What shipwrecks, tree rings tell us about hurricanes

What shipwrecks, tree rings tell us about hurricanes

A new study led by researchers at the University of Arizona uses tree ring records combined with records of Spanish shipwrecks to show that the period from 1645 to 1715 had the fewest Caribbean hurricanes since the year 1500.

From 1645 to 1715, there was little sunspot activity and cool temperatures in the northern hemisphere. The researchers concluded that there was a 75 percent reduction in the number of Caribbean hurricanes during that same time period.

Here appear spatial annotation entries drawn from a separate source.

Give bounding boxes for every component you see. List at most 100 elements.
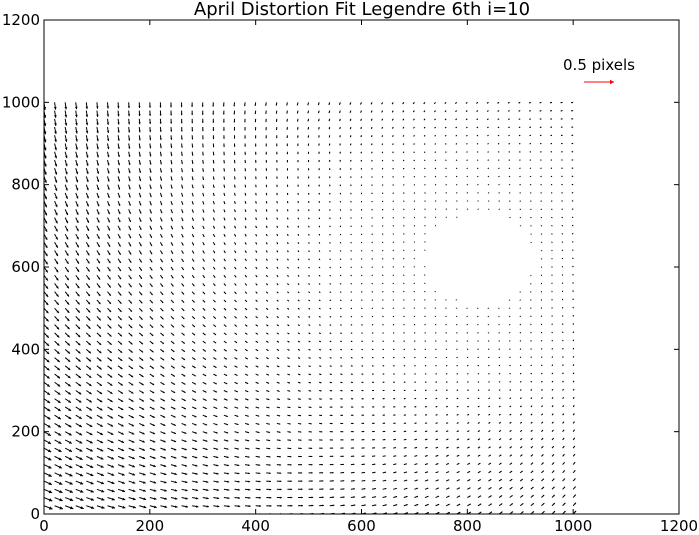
arrow-head xyxy=(67,375,71,379)
vector-arrow xyxy=(107,299,112,305)
vector-arrow xyxy=(54,143,57,151)
arrow-head xyxy=(87,310,91,313)
vector-arrow xyxy=(307,176,310,179)
arrow-head xyxy=(78,416,82,419)
arrow-head xyxy=(97,179,100,182)
arrow-head xyxy=(119,326,122,329)
arrow-head xyxy=(80,506,84,510)
vector-arrow xyxy=(64,217,69,224)
vector-arrow xyxy=(96,488,105,493)
vector-arrow xyxy=(54,464,63,469)
arrow-head xyxy=(55,237,58,240)
vector-arrow xyxy=(75,348,81,354)
arrow-head xyxy=(108,285,111,288)
vector-arrow xyxy=(85,209,90,215)
arrow-head xyxy=(78,400,82,403)
vector-arrow xyxy=(372,406,375,408)
arrow-head xyxy=(58,449,62,452)
arrow-head xyxy=(76,196,79,199)
arrow-head xyxy=(120,399,124,402)
vector-arrow xyxy=(85,307,91,313)
vector-arrow xyxy=(96,143,99,150)
arrow-head xyxy=(96,155,99,158)
vector-arrow xyxy=(86,472,94,477)
arrow-head xyxy=(69,457,73,460)
arrow-head xyxy=(121,473,125,476)
vector-arrow xyxy=(96,176,100,183)
arrow-head xyxy=(96,163,99,166)
vector-arrow xyxy=(64,159,68,167)
arrow-head xyxy=(110,407,113,411)
vector-arrow xyxy=(107,242,111,248)
arrow-head xyxy=(47,432,51,436)
arrow-head xyxy=(109,318,112,321)
vector-arrow xyxy=(44,332,50,339)
arrow-head xyxy=(75,155,78,158)
vector-arrow xyxy=(64,299,70,305)
arrow-head xyxy=(108,261,111,264)
vector-arrow xyxy=(107,233,111,239)
vector-arrow xyxy=(117,447,125,452)
arrow-head xyxy=(109,375,113,378)
arrow-head xyxy=(109,359,112,362)
arrow-head xyxy=(120,383,123,386)
arrow-head xyxy=(58,481,63,485)
arrow-head xyxy=(97,204,100,207)
arrow-head xyxy=(76,269,80,272)
vector-arrow xyxy=(96,398,103,403)
vector-arrow xyxy=(54,472,63,477)
vector-arrow xyxy=(107,340,112,346)
vector-arrow xyxy=(75,390,82,395)
arrow-head xyxy=(77,326,80,329)
vector-arrow xyxy=(96,283,101,289)
arrow-head xyxy=(99,399,103,403)
arrow-head xyxy=(106,122,110,125)
vector-arrow xyxy=(286,159,289,163)
arrow-head xyxy=(107,138,110,142)
vector-arrow xyxy=(44,233,48,241)
arrow-head xyxy=(108,236,110,239)
vector-arrow xyxy=(75,357,81,362)
vector-arrow xyxy=(54,118,57,126)
arrow-head xyxy=(108,293,111,296)
arrow-head xyxy=(90,505,95,510)
arrow-head xyxy=(65,220,68,224)
vector-arrow xyxy=(372,398,375,400)
arrow-head xyxy=(77,285,80,289)
arrow-head xyxy=(88,359,92,362)
arrow-head xyxy=(48,481,52,485)
vector-arrow xyxy=(75,168,79,175)
vector-arrow xyxy=(117,332,123,337)
vector-arrow xyxy=(85,332,91,338)
vector-arrow xyxy=(107,488,115,493)
vector-arrow xyxy=(86,447,94,452)
vector-arrow xyxy=(54,414,62,420)
vector-arrow xyxy=(64,414,72,420)
vector-arrow xyxy=(107,464,115,468)
arrow-head xyxy=(54,147,57,151)
arrow-head xyxy=(57,408,61,411)
vector-arrow xyxy=(75,488,84,493)
vector-arrow xyxy=(75,414,82,420)
vector-arrow xyxy=(117,414,124,419)
arrow-head xyxy=(100,465,104,468)
arrow-head xyxy=(49,514,53,517)
arrow-head xyxy=(68,424,72,428)
arrow-head xyxy=(85,139,89,142)
vector-arrow xyxy=(64,176,68,183)
vector-arrow xyxy=(64,192,68,199)
vector-arrow xyxy=(54,192,58,200)
vector-arrow xyxy=(117,488,126,493)
vector-arrow xyxy=(65,513,67,514)
vector-arrow xyxy=(350,422,354,425)
vector-arrow xyxy=(361,422,365,425)
vector-arrow xyxy=(54,423,62,428)
vector-arrow xyxy=(64,488,74,493)
vector-arrow xyxy=(106,110,110,117)
arrow-head xyxy=(109,326,112,329)
arrow-head xyxy=(64,131,68,134)
arrow-head xyxy=(66,302,70,305)
arrow-head xyxy=(78,359,81,362)
arrow-head xyxy=(96,122,99,126)
vector-arrow xyxy=(85,118,89,126)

According the the lead author of the study, Valerie Trouet, an associate professor in the UA Laboratory of Tree-Ring Research, "We're the first to use shipwrecks to study hurricanes in the past. By combining shipwreck data and tree-ring data, we are extending the Caribbean hurricane record back in time and that improves our understanding of hurricane variability."

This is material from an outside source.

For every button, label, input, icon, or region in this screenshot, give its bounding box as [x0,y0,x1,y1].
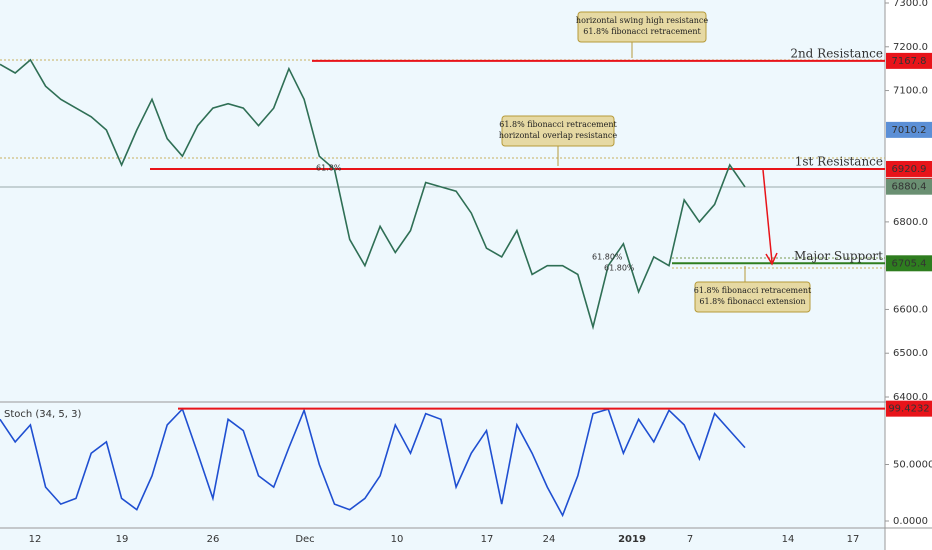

Trouet and her coauthors came up with the idea while sitting on the patio of Hotel Congress during a science conference in 2013.

Grant Harley of the University of Southern Mississippi in Hattiesburg mentioned that he had tree-ring records from the Florida Keys that went back to 1707.  He pointed out that the growth of the trees was retarded during years with hurricanes and that the reduction in growth is reflected in the annual ring of the trees.

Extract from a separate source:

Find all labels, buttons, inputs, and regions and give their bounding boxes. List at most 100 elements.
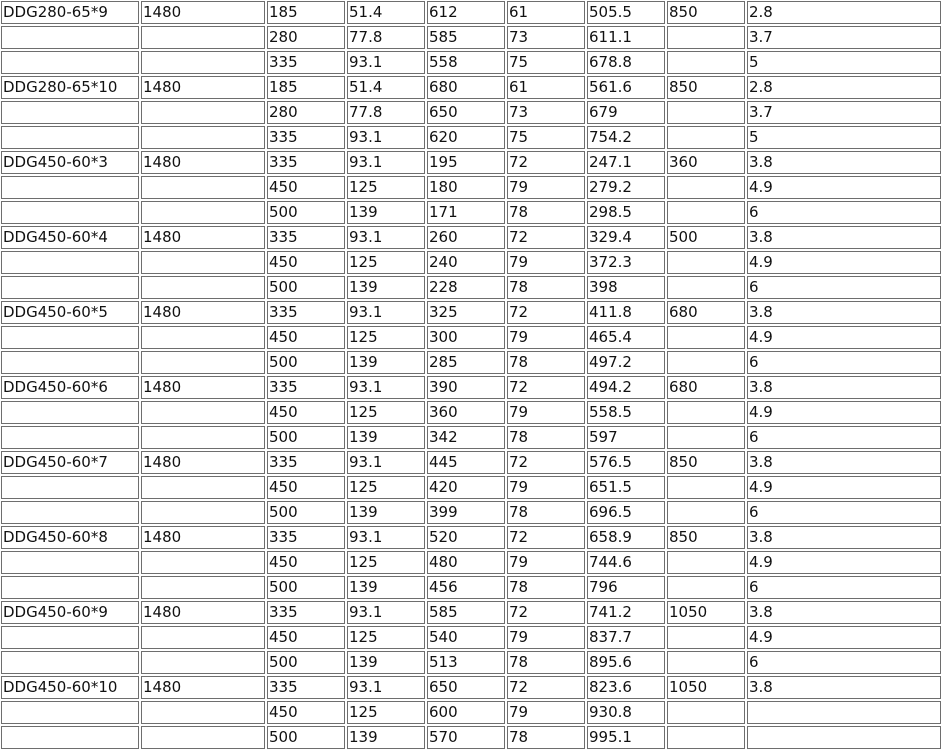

Marta Dominguez-Delmas, a dendroarchaeologist from the University of Santiago de Compostela in Lugo, Spain, figured out when Spanish ships were built by retrieving wood from shipwrecks and dating it.

The team used ship logs and data from several books that documented shipwrecks in the Caribbean to compile a list of ships that had wrecked during the hurricane seasons between the years of 1495 and 1825. The team found that the hurricane patterns from the shipwreck database closely matched the tree-ring information that Harley provided. They also compared the tree-ring data to the hurricane records kept by the U.S. government from 1850 through 2009 and found that the patterns matched nicely there as well.

When they compared the tree-ring and shipwreck data, the researchers discovered that there was a 75 percent reduction in hurricane activity between the years of 1645 and 1715.  This is a time period known as the Maunder Minimum, which is a time when there was low sunspot activity.  Since the Earth receives less solar radiation during periods of low sunspot activity, the Northern Hemisphere was cooler during that period.

Proving that there was a 75 percent reduction in hurricane activity during a time when there was less incoming solar radiation will help scientists to better understand the influence of large changes in solar intensity on hurricane activity.